10 DO & DON’T DALAM PENANGGULANGAN DEMAM BERDARAH (DBD)

Penanggulangan Demam Berdarah (DBD) tidak bisa hanya mengandalkan pemerintah, terlebih hanya fogging saja. Penanggulangan DBD memerlukan kontribusi bersama, baik dari pemerintah maupun masyarakat. Semua harus melaksanakan upaya pencegahan, agar DBD tidak berkembang baik. Untuk itu, baiknya dipahami apa yang harus dilakukan dan apa yang harus dihindari.

✅ DO (Yang Harus Dilakukan)

1. Lakukan 3M Plus secara rutin

Menguras, menutup, dan mendaur ulang barang bekas plus langkah tambahan seperti menggunakan larvasida/pembunuh jentik nyamuk, dan pelihara ikan pemakan jentik.

2. Periksa jentik minimal 1 minggu sekali

Fokus pada bak mandi, talang air, dispenser, pot tanaman, dan tempat-tempat yang dapat menampung air (hujan) yang tersembunyi.

3. Gunakan penutup rapat untuk tempat penampungan air

Mencegah nyamuk bertelur. dan berkembang biak.

4. Jaga kebersihan lingkungan sekitar rumah

Pastikan tidak ada genangan air sekecil apapun.

5. Gunakan pelindung diri dari gigitan nyamuk

Seperti lotion anti nyamuk, kelambu, obat nyamuk (direkomendasikan elektrik) atau pakaian lengan panjang.

6. Libatkan seluruh anggota keluarga

Penanggulangan DBD harus menjadi kebiasaan bersama, bukan tugas individu.

7. Edukasi tetangga dan komunitas

DBD tidak bisa dicegah sendiri, perlu gerakan kolektif/bersama.

8. Segera periksa ke fasilitas kesehatan jika demam tinggi

Terutama jika disertai nyeri kepala, nyeri otot, atau bintik merah.

9. Koordinasi dengan kader/RT setempat

Laporkan jika ada kasus atau potensi sarang nyamuk.

10. Lakukan fogging sesuai indikasi Kesehatan

Hanya saat ada kasus dan berdasarkan rekomendasi petugas kesehatan.

DON’T (Yang Harus Dihindari)

1. Jangan mengandalkan fogging sebagai solusi utama

Fogging hanya membunuh nyamuk dewasa, bukan jentik dan juga mengandung racun yang berbahaya jika dilakukan secara berulang.

2. Jangan membiarkan air tergenang

Tutup botol atau kaleng kecil bisa menjadi tempat perberkembang biakan nyamuk..

3. Jangan menunda pemeriksaan saat demam

DBD bisa berkembang cepat dan berbahaya, hanya memerlukan waktu 4-7 hari untuk memperparah kondisi penderitanya.

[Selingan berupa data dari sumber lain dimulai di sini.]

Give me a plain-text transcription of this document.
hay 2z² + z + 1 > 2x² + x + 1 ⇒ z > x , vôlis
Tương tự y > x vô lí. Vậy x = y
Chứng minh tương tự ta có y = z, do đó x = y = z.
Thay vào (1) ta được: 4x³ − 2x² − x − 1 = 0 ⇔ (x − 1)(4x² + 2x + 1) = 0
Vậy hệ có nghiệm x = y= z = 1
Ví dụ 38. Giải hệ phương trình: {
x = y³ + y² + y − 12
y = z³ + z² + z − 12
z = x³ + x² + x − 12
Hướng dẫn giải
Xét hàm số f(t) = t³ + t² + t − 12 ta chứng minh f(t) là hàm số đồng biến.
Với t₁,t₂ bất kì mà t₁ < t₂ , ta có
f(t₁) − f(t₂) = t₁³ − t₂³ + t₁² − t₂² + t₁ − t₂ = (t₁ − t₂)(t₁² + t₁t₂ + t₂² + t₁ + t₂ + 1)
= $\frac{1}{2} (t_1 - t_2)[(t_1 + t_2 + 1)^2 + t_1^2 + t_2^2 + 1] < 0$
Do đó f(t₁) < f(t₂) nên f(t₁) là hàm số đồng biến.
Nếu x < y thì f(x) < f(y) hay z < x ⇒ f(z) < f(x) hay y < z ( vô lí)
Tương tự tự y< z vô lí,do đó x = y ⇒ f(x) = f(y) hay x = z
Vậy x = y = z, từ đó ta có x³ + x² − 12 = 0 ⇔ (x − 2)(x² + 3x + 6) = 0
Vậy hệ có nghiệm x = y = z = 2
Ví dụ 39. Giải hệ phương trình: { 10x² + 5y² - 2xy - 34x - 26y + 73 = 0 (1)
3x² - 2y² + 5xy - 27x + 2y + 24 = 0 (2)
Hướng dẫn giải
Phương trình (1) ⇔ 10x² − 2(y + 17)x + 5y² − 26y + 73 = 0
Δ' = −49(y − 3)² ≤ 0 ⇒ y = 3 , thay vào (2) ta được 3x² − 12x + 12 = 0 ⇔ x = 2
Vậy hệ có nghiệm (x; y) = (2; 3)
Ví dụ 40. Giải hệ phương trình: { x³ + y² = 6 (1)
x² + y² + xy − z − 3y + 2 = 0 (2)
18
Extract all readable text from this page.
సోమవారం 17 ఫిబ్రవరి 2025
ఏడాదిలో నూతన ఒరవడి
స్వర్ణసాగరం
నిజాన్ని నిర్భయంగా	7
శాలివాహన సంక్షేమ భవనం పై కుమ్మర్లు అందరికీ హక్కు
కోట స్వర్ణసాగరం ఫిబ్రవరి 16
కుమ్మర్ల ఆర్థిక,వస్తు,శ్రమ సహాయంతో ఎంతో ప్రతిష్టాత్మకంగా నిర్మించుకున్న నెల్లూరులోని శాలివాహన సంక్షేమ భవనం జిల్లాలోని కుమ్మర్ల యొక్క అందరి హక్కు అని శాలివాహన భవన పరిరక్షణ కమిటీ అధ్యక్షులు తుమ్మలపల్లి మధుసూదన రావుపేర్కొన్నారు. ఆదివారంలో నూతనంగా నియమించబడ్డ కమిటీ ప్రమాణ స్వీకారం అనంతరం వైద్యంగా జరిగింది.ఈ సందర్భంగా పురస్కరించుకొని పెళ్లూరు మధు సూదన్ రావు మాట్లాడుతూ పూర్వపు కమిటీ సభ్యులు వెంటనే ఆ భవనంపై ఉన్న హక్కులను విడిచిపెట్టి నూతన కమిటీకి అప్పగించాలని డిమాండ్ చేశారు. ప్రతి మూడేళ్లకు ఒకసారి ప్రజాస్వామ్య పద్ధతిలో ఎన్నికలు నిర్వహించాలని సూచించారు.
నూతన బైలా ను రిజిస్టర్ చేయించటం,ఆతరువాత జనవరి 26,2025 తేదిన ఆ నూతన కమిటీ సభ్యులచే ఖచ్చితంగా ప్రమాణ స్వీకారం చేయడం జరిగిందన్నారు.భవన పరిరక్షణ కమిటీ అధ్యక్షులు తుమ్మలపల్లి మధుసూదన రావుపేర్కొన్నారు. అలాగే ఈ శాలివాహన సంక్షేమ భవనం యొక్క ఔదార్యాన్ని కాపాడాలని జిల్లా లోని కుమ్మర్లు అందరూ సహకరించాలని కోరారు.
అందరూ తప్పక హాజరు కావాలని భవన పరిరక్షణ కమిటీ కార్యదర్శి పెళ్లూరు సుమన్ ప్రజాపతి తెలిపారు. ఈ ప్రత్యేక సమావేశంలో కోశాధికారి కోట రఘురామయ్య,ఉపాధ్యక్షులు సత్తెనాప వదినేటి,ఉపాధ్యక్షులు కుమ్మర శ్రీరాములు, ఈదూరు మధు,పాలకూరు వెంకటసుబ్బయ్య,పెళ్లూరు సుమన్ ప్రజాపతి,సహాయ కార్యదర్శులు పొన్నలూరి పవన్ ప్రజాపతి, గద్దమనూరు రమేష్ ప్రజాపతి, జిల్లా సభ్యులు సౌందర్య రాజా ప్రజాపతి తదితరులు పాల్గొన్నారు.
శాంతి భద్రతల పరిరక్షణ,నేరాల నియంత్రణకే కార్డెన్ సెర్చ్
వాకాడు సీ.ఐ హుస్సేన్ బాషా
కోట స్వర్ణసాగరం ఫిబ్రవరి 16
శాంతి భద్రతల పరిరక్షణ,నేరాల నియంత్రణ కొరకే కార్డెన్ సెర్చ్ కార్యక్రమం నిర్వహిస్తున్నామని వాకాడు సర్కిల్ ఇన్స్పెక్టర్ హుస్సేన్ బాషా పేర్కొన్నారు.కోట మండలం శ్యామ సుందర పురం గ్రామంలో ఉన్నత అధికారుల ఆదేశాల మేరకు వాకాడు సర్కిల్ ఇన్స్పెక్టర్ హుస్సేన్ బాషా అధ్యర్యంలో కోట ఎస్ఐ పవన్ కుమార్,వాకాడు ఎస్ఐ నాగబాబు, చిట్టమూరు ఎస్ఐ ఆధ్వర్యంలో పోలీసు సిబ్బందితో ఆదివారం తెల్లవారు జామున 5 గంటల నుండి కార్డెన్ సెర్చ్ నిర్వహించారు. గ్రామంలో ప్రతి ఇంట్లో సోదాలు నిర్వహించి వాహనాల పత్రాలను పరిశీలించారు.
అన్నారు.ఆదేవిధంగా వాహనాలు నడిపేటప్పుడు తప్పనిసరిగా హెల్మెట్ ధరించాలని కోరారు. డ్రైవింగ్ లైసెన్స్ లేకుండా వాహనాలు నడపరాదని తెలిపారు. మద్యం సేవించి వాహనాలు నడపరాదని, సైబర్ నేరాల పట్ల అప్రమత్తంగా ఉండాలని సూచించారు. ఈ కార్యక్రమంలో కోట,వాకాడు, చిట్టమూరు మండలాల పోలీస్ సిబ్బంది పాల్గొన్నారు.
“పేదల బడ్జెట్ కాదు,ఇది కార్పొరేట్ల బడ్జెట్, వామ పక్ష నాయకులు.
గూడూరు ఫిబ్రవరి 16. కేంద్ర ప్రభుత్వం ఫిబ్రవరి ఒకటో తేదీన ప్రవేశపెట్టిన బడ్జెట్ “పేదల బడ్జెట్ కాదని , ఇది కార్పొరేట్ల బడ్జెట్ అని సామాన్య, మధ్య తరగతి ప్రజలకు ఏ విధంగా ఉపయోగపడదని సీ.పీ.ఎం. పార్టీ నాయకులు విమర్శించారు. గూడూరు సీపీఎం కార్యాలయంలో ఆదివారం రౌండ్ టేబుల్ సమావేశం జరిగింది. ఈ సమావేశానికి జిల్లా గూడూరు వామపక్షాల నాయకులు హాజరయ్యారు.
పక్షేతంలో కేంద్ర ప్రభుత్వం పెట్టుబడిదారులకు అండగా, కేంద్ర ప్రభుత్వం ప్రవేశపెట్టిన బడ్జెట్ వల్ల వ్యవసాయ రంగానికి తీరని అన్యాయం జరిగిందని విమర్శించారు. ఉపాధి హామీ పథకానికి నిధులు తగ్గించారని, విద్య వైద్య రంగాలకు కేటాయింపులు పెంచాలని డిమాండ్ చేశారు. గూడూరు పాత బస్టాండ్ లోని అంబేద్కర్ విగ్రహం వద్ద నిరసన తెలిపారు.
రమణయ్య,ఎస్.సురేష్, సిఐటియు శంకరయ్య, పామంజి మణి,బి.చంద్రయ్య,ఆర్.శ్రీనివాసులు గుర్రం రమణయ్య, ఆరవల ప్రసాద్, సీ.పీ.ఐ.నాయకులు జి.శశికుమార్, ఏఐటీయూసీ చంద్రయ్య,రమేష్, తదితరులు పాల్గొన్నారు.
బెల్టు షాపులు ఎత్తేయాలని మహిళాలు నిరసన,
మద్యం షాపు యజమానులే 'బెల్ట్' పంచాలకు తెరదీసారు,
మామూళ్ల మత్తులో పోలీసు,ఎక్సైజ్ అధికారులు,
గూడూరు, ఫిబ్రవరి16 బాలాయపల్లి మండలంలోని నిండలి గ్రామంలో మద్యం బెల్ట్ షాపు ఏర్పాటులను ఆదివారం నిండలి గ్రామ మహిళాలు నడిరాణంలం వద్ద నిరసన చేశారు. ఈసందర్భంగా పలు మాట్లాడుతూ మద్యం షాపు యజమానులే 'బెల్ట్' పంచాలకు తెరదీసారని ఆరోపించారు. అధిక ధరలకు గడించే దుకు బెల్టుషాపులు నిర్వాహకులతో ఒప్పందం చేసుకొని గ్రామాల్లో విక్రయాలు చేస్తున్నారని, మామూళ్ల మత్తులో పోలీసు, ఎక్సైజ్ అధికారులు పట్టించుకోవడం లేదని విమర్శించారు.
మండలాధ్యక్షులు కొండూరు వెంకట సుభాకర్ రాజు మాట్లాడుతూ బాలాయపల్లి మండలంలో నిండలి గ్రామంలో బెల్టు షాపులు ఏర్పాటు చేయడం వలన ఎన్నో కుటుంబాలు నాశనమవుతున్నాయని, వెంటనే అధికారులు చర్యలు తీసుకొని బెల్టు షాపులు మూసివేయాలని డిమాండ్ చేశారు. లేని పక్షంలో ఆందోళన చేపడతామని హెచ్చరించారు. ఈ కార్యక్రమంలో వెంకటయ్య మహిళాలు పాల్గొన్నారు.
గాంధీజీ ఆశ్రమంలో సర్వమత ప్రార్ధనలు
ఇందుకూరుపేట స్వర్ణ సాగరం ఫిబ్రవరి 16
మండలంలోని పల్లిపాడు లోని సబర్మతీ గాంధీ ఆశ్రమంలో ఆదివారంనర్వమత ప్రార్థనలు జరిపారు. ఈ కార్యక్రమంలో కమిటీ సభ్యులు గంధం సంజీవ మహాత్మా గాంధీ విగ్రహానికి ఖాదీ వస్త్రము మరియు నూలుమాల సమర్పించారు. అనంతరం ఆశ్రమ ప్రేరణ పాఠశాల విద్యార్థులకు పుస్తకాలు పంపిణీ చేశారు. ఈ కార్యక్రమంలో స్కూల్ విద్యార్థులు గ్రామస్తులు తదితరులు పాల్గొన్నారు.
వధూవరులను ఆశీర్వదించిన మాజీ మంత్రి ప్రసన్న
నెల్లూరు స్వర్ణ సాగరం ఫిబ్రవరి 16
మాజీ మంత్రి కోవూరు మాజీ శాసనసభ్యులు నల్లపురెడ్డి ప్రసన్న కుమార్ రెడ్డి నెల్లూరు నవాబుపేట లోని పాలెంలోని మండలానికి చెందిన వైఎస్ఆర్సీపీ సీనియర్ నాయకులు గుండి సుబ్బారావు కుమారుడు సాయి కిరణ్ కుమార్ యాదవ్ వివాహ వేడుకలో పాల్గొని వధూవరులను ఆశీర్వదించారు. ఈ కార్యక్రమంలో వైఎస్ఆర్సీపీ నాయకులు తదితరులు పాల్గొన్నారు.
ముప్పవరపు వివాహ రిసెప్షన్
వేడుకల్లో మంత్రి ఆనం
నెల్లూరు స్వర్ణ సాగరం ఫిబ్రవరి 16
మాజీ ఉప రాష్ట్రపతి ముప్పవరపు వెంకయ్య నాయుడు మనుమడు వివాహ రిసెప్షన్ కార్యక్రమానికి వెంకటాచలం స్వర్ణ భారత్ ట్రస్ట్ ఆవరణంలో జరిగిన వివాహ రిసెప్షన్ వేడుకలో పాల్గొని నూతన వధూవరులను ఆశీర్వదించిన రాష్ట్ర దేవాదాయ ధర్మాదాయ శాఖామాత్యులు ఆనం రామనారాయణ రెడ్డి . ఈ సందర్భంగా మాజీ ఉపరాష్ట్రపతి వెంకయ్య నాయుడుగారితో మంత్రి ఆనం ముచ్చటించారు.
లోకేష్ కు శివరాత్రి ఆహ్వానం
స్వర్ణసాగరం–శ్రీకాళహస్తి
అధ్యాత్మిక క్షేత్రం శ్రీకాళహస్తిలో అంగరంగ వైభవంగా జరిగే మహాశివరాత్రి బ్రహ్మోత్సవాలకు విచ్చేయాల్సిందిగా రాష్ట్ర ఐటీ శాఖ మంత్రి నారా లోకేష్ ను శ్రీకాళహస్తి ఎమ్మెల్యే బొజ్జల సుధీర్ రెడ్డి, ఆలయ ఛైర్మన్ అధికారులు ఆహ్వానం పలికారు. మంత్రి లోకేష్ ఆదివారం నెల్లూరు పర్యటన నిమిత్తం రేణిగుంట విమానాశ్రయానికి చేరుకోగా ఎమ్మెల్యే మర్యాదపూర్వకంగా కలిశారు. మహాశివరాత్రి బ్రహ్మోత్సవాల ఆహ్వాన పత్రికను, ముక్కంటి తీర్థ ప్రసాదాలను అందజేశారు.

4. Jangan menyimpan/meletakkan barang bekas sembarangan

Ban bekas, botol, dan plastik bisa jadi sarang nyamuk.

5. Jangan mengabaikan lingkungan sekitar

Halaman, selokan, dan talang atap rumah juga harus diperiksa dan dibersihkan.

6. Jangan hanya bergerak saat ada kasus

Pencegahan harus dilakukan terus-menerus, bukan musiman.

7. Jangan menggunakan insektisida sembarangan

Bisa menyebabkan nyamuk kebal/resisten terhadap insektisida jika tidak digunakan sesuai aturan.

8. Jangan berpikir DBD hanya menyerang anak-anak

Semua usia berisiko.

9. Jangan menutup diri dari informasi Kesehatan

Ikuti arahan petugas kesehatan dan sumber resmi.

10. Jangan bekerja sendiri

Tanpa keterlibatan komunitas, penanggulangan tidak akan efektif.

🔑 Pesan Kunci

DBD bukan hanya masalah nyamuk, tapi masalah perilaku dan lingkungan.
Kalau ingin kasus turun, fokuslah pada pemberantasan sarang nyamuk, bukan hanya membunuh nyamuknya. Jadilah pemantau jentik nyamuk dan pemberantas sarang nyamuk.